Other sources of energy are being tested, as well, for different applications, but the general goal is the same—using less power requires less storage. In some cases, the power can even be generated as you need it. “The Holy Grail of the medical community is to harvest energy from the skin so you can monitor vital signs,” said Valenzuela. “It’s wireless and battery-less.”

Vibration in roads can be used to power sensors in roads and bridges that monitor everything from strain on materials to traffic patterns. In-ground meters can be powered by solar cells. And the military is looking at the motion of the body to power electronics needed by a soldier, something that TI believes will be able to cut as much as 30 pounds from a typical soldier’s gear.

Peter Harrop, chairman of IDTechEx, a Cambridge, England-based company, said the ultimate goal is to make small devices self-sufficient and self-healing—something that will require a level of low-power intelligence in devices. “Right now, about 90 percent of the applications that are possible we can’t do because the batteries can’t be replaced,” Harrop said. “The good news is that when you use energy harvesting, we can make these things last 20 years or more. The typical battery lasts two to three years.”

That can be extremely costly, as the Port Authority of New York and New Jersey discovered with its EZPass electronic toll booth devices. The batteries in the RFID sensors failed and 1.5 million had to be replaced earlier this decade at a cost of $24 million.

“In energy harvesting, the use of solar cells is well-established,” Harrop said. “There’s a lot of work being done in other areas, though. One is a mechanism located in the heel of your shoe, although you probably will never get beyond airport security with that. Another is a device that ties around your knee. And there are devices being tested that use the heat differential between your car exhaust and the outside air, which can generate a lot of electricity.”

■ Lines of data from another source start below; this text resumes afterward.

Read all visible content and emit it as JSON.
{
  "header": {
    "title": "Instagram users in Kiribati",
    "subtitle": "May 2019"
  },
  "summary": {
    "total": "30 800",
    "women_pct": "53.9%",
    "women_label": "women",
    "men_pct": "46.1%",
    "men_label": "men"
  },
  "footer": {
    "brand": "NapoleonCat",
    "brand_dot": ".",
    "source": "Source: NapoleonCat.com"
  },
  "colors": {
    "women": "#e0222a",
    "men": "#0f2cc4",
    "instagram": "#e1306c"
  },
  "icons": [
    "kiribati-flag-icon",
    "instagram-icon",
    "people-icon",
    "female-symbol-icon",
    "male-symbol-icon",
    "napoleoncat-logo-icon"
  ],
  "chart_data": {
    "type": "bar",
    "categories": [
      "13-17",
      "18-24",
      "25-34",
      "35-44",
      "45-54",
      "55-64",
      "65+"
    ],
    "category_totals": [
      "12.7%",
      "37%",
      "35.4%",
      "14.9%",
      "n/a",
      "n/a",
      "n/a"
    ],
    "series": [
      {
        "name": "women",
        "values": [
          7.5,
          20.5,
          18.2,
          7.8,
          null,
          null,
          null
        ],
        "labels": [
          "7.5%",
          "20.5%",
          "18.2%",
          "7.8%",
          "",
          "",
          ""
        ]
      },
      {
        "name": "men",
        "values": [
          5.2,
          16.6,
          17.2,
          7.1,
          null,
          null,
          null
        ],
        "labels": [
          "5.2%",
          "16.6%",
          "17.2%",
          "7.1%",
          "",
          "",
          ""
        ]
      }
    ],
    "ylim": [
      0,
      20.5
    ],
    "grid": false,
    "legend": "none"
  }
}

Harrop said MIT is researching ways to generate electricity from car shock absorbers, as well. “The key is that we need better ways of turning ambient energy into electricity, which is what we’re starting to see with microbiofuel cells, which are generating electricity from dirt. That’s being studied at Harvard. There also will be body area networks, which may be star networks without wires. That’s being developed by the Holst Centre in the Netherlands.”

Also under study is piezoelectricity, which is generated when mechanical pressure is applied to materials such as lead zirconate titanate crystals. EnOcean, based in Oberhaching, Germany, can use pressure from your fingers to generate piezoelectricity to turn light switches on and off.

Much work also is being done by the University of California at Berkeley in the form of low-power wireless sensors, with the ultimate hope that someday the chemicals in the body will power in-body networks and transmitters. (See the related video.)

History of energy scavenging

For all the interesting work being done in energy scavenging, it is hardly a new concept. Man has been scavenging energy in one form or another since the dawn of time.

However, it is only in the past couple of centuries that devices have actually been engineered to take advantage of energy scavenging. One of the most famous examples is Foucault’s Pendulum, first demonstrated in 1851 and located in the Pantheon in Paris, which swung in accordance with the rotation of the Earth. And while it was a great scientific breakthrough at the time, the buzz surrounding Foucault’s swinging ball had nothing to do with energy scavenging. It was proof of the Earth’s rotation, something that was already well understood at the time but hard to prove to the average person.

Portable energy scavenging took hold in a number of auto-wind watches, whose mechanism was first patented in 1863 by Adrien Philippe, the founder of the venerable watchmaker, Patek Philippe. That slipping mechanism has been applied to quartz watches more recently, but the real winner in many devices is small solar cells. They began finding their way into handheld calculators in the 1980s and in watches in the 1990s.